そうではなく、寺社に詣でたら、自分の願いを聞いてほしいと願う前に、耳を澄まして神仏の願いを聞くのだ、と。そして、その願いが叶うよう祈り、そのためにお手伝いさせてくださいと誓う。そういう人の願いが叶っていくそうです。
千手観世音菩薩は、ご存じのように手が千本ある観音さまです。あらゆる人々を、あらゆる苦難や悲しみに応じてすくい取ろうというお誓いによって、あの千の手を持っていらっしゃるのです。
しかし、初めから、千本あったわけではありません。そうではなく、二本の手で救いの修行をしていたのです。でも、救っても救っても次から次へと迷い苦しむ人があり、この菩薩は自分の救いの力の及ばぬことを嘆きます。「もっと、もっと救いの手があれば」と強く願ううちに、手が少しずつ増えていきました。しかしまだまだ及びません。それほど世界の悲しみは深いのです。どれほど永い年月が流れたでしょう。ある時、この菩薩は、どんなに世界に悲しみがあろうとも、決して救いをあきらめないという広大無辺の大誓願を持つに至り、とうとう千の手を持つ観音菩薩になったといわれます。
あの千の手には、救っても救っても救い切れないという深い悲しみと、でも決してあきらめない永遠の救いの誓いが表れているのですね。

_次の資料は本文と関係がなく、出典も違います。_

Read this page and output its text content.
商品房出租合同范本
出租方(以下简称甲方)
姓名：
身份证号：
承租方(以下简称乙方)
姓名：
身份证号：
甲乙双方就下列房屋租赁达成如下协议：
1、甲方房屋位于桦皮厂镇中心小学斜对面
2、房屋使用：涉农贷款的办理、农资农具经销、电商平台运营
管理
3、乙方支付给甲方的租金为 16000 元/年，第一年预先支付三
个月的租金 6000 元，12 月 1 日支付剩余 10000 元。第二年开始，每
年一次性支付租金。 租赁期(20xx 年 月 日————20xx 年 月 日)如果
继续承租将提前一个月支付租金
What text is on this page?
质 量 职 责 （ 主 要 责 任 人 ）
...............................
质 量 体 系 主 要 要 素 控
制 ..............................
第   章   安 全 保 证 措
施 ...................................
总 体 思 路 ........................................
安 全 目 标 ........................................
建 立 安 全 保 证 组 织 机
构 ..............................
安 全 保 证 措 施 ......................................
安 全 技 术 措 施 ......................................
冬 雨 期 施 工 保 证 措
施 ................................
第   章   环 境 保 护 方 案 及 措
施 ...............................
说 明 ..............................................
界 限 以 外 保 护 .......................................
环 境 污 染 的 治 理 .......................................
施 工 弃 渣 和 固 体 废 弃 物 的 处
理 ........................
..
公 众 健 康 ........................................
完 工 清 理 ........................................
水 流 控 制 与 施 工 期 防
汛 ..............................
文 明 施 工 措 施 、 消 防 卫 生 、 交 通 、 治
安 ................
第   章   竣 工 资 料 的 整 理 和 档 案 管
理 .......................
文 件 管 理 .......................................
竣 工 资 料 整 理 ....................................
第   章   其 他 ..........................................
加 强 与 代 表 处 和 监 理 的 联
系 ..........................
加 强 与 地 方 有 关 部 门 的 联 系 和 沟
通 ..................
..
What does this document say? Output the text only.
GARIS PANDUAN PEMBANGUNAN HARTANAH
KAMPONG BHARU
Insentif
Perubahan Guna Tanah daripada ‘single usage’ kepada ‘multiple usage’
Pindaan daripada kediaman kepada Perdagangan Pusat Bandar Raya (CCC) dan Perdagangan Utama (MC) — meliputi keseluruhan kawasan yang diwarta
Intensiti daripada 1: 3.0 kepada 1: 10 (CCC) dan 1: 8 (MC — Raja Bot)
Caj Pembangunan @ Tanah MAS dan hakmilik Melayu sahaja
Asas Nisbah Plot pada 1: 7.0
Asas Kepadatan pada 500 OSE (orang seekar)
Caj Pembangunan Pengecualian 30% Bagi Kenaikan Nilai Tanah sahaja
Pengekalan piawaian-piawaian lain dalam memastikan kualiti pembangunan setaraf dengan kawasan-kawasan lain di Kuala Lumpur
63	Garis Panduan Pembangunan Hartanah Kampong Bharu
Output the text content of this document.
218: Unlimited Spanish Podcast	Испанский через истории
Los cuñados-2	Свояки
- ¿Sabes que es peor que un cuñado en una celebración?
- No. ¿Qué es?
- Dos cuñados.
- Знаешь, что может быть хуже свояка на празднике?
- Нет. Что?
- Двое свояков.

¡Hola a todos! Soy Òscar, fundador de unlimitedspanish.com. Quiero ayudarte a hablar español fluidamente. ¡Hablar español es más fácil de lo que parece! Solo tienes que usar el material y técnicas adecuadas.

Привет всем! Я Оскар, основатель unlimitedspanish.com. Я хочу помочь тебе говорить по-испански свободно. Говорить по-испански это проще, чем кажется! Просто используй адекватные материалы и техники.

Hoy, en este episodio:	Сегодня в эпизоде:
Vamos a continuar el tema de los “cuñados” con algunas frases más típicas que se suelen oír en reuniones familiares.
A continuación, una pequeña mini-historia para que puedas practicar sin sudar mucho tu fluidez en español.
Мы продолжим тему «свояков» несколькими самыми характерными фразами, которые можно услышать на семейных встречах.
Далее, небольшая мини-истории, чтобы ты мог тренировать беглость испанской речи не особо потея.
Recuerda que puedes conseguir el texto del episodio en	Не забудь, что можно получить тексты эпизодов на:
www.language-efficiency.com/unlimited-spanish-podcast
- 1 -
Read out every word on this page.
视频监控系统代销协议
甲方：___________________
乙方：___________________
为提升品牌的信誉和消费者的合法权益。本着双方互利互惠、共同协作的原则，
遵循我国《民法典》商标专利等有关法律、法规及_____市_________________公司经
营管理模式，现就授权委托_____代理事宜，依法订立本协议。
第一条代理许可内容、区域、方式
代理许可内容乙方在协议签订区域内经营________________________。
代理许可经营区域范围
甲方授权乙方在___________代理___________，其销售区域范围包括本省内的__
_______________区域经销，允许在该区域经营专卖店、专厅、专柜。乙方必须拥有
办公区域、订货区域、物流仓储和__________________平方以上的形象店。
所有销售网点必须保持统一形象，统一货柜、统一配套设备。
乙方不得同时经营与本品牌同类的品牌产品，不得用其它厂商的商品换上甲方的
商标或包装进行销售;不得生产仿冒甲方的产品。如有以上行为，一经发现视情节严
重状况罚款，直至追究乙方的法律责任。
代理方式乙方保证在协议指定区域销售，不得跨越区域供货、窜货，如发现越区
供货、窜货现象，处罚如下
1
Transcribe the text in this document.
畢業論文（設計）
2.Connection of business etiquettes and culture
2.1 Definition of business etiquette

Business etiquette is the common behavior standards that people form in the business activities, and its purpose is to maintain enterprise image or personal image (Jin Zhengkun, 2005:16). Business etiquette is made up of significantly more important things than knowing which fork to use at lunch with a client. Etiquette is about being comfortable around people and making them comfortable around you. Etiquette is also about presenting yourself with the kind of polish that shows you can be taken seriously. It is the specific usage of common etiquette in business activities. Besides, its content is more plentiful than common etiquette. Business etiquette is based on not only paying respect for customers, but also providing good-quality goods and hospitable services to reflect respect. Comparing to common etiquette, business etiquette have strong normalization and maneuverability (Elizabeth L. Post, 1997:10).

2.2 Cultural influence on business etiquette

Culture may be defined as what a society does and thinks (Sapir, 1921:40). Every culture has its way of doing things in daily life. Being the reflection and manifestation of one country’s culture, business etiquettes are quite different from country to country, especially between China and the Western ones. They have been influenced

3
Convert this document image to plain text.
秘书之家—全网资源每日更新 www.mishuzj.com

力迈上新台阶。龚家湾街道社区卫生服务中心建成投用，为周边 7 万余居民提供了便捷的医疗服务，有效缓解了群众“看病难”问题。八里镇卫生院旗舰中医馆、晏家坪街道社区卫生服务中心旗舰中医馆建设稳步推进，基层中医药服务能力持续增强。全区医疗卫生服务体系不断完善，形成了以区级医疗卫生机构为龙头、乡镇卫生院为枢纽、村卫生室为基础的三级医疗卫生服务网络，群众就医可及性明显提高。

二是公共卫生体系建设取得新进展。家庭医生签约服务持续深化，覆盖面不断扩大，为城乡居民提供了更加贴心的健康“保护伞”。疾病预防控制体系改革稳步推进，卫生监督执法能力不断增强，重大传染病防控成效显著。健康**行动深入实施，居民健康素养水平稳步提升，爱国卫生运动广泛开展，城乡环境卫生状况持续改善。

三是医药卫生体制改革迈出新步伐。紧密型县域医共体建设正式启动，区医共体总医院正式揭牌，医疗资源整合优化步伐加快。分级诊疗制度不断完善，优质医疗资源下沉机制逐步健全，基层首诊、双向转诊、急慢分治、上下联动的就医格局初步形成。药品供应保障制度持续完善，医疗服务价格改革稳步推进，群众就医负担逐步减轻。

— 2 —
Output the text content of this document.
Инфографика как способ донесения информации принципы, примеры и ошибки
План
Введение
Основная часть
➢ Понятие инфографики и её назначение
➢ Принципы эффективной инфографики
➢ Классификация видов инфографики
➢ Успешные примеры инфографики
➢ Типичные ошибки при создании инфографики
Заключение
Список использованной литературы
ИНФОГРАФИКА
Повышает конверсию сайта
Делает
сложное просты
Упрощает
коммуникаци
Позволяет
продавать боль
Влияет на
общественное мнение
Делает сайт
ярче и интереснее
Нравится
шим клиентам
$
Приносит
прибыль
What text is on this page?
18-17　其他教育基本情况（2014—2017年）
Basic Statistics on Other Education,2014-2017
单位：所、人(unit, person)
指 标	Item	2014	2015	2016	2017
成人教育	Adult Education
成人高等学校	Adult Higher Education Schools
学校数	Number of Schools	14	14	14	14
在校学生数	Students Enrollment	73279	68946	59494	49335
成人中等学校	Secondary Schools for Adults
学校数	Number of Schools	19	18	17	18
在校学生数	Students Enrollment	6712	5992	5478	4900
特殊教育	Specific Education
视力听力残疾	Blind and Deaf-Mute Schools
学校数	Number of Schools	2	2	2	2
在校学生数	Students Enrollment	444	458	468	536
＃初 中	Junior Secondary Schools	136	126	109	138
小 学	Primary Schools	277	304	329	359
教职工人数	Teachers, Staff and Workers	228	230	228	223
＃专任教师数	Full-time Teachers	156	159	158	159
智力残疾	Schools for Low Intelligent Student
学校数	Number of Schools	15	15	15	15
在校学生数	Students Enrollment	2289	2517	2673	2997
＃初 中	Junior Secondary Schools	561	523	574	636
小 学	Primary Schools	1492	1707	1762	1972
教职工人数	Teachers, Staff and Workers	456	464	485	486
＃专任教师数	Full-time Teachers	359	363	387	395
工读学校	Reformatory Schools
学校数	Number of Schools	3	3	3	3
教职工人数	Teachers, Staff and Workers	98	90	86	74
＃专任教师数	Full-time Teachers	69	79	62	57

間もなく年の瀬。この一年をふりかえる季節。千手観音さまに詣でて、その前に立ち、手を合わせて「観音さまの願いは何ですか」とお聞きになってみてください。私の願いを聞いてください、と願うのは後まわしにして、その千の手に表れる観音菩薩の願いに耳を澄ましてみましょう。私たち人間の悲しみに寄り添い、いつもでもその手を差し伸べ続けるという誓願に。そして、どうぞ私をその一本の手にしてください、と願いましょう。あなたの思いやりが、観音さまの誓いの手になっていくなんて、素敵だと思いませんか。